MUI Segera Beri Fatwa untuk Pemimpin tak Tepati Janji
Majelis Ulama Indonesia (MUI) akan mengkaji masalah keagamaan strategis lewat Ijtima’ Ulama Komisi Fatwa se-Indonesia.
Forum ini diselenggarakan secara rutin setiap tiga tahun, dengan melibatkan para pimpinan dan anggota Komisi Fatwa (KF) MUI se-Indonesia, seluruh pimpinan lembaga fatwa Ormas-ormas Islam Tingkat Pusat seperti Nahdatul Ulama (NU), Muhammadiyah, Al-Wasliyah, Persis, PUI, dll.
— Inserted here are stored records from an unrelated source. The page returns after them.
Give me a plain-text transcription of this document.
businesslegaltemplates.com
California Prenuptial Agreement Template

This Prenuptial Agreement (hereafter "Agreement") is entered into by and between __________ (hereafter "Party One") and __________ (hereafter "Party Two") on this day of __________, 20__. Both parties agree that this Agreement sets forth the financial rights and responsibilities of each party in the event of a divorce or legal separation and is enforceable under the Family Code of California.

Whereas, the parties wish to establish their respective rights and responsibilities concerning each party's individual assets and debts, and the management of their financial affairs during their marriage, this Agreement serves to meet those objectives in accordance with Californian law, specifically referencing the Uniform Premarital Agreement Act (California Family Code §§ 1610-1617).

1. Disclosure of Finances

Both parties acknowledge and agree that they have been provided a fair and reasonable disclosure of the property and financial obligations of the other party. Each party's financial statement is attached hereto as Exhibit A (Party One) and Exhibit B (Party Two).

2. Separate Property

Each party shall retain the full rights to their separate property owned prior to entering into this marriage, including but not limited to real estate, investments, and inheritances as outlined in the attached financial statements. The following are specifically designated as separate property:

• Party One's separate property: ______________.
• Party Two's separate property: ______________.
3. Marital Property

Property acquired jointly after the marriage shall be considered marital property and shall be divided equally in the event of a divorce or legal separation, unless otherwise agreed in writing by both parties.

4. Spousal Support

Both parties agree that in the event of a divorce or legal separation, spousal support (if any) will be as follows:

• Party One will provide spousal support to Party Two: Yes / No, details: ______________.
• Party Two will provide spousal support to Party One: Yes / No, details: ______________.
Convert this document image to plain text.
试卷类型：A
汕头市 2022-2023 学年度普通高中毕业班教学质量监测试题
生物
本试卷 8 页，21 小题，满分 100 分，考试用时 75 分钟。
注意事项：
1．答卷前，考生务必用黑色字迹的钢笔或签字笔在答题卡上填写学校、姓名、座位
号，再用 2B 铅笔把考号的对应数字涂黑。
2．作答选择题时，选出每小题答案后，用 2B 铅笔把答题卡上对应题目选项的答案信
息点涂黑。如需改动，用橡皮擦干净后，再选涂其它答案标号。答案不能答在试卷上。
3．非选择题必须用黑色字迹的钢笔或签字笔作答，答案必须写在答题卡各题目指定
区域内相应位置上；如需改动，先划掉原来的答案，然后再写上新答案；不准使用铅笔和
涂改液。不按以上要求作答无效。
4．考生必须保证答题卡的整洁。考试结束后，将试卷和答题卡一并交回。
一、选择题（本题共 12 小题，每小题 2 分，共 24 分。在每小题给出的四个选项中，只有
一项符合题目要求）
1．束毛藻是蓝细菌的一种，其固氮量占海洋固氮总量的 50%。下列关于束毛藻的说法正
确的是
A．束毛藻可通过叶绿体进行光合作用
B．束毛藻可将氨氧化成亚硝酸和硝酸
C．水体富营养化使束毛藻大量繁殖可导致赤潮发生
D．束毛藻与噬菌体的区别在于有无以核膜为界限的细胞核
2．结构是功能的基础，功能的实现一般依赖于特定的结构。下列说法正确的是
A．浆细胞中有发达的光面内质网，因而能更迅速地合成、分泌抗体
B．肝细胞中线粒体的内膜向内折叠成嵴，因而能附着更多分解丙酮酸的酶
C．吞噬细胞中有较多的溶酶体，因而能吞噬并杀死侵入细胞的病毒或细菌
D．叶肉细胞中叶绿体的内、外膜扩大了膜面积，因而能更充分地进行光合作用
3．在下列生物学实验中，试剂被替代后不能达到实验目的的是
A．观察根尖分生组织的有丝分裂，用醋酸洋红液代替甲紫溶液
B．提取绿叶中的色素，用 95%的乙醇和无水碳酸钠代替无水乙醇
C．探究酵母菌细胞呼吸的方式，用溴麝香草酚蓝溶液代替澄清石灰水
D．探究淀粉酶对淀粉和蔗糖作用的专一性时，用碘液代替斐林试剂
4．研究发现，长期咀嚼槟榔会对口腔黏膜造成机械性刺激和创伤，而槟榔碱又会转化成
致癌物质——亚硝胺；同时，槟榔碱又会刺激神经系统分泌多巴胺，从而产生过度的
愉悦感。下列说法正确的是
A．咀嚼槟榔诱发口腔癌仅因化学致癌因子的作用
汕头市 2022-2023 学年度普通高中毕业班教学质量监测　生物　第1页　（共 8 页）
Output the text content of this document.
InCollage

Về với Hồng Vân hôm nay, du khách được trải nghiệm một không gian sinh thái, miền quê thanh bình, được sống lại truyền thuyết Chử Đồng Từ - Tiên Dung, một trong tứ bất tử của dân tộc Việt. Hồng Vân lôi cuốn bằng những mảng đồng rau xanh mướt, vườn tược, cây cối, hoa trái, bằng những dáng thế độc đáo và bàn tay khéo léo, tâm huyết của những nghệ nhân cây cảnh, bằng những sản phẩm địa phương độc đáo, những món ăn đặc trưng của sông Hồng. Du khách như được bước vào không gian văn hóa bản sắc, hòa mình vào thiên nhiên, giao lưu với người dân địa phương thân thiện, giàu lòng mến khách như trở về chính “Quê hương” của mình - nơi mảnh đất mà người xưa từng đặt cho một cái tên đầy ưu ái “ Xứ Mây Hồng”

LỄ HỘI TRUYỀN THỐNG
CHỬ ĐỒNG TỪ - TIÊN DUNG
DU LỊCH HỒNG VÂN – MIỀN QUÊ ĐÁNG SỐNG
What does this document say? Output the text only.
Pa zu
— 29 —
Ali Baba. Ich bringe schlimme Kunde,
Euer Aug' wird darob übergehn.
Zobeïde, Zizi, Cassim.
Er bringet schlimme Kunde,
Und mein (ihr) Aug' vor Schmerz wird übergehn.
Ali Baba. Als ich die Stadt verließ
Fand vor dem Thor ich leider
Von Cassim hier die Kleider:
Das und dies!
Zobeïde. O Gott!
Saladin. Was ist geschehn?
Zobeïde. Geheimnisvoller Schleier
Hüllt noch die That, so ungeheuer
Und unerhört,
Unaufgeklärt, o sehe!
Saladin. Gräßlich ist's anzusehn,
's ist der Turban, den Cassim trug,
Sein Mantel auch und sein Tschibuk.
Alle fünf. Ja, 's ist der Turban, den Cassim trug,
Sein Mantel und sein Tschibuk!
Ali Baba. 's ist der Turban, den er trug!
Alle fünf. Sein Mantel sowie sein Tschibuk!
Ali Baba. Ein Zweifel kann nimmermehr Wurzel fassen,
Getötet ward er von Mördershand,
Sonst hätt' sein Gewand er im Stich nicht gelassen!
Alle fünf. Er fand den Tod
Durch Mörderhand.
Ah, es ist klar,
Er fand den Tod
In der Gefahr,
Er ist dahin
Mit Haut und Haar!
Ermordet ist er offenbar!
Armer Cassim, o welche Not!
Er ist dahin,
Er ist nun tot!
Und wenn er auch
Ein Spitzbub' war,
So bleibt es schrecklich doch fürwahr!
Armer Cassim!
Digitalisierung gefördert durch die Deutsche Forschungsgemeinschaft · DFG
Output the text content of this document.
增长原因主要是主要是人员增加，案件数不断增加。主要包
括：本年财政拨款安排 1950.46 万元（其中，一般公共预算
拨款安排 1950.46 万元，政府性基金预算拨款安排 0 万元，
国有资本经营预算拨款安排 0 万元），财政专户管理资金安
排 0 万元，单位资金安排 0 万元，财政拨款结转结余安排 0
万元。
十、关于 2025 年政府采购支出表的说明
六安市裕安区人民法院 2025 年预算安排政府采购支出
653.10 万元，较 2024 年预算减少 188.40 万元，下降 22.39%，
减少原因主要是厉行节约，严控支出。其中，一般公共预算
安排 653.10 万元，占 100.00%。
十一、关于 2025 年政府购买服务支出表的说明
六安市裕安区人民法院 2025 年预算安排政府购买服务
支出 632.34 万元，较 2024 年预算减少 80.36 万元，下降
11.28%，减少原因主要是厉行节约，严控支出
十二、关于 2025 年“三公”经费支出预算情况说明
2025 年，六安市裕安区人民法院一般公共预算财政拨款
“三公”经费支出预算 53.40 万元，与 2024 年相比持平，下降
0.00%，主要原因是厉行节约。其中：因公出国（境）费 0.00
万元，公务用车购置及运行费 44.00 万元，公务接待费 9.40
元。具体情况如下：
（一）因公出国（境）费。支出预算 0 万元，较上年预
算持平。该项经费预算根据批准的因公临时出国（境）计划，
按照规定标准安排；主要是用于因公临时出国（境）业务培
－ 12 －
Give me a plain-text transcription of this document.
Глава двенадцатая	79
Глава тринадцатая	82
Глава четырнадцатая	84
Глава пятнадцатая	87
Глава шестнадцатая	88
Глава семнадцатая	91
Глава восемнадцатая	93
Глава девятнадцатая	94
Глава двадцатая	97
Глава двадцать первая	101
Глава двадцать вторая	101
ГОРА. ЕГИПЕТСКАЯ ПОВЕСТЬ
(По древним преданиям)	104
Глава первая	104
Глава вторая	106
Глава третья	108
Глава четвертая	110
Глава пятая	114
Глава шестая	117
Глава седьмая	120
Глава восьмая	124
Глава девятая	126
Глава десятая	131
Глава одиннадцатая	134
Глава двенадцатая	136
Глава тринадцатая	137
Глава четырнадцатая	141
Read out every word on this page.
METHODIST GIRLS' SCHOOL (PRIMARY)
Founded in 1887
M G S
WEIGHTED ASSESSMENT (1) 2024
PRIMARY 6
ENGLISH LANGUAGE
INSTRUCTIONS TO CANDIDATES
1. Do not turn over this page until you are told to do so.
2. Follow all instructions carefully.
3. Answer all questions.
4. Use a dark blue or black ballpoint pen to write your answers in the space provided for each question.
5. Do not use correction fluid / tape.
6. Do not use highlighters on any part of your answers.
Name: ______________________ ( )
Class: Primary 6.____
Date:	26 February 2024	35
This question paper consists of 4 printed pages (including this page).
Termasuk juga para ahli hukum Islam dari Pesantren, dan Perguruan Tinggi Agama Islam.
Sekretaris Komisi Fatwa MUI Asrorun Niam Sholeh menjelaskan, Ijtima tersebut akan digelar dalam waktu dekat. “Untuk periode ini, MUI kembali akan menyelenggarakan Ijtima’ Ulama yang telah ditetapkan, insya Allah akan dilangsungkan pada 13-15 Juni 2015 di Tegal Jawa Tengah,” tuturnya seperti dikutip dari laman resmi MUI.
MUI akan membahas pola relasi antara Ro’i atau pemimpin dan Ro’iyah, masyarakat yang dipimpin. Terutama dengan proses Pemilihan, calon pemimpin itu banyak memberikan janji saat kampanye.
Lantas bagaimana pola relasi yang harus dilakukan bila ternyata pemimpin terpilih itu tidak menepati janjinya atau bahkan berkhianat terhadap masyarakat pemilihnya. Yakni apakah masyarakat tetap berkewajiban untuk menaatinya, atau bagaimana.
Kalau pada Ijtima’ Ulama yang lalu telah dibahas tentang kewajiban umat untuk berpartisipasi dalam memilih pemimpin dan haram Golput. Pada Ijtima’ Ulama yang akan segera diselenggarakan, disepakati tema sentral: Bagaimana kalau Ulil-Amri tidak menepati janji.
Menurutnya, hal ini merupakan amanah ILahiyah, yang termaktub di dalam ayat Al-Quran dengan makna: “Hai orang-orang yang beriman, taatilah Allah dan taatilah Rasul (Nya), dan Ulil-Amri di antara kamu. Kemudian jika kamu berlainan pendapat tentang sesuatu, maka kembalikanlah ia kepada Allah (Al Quran) dan Rasul (sunnahnya), jika kamu benar-benar beriman kepada Allah dan hari kemudian. Yang demikian itu lebih utama (bagimu) dan lebih baik akibatnya.” (Q.S. 4:59).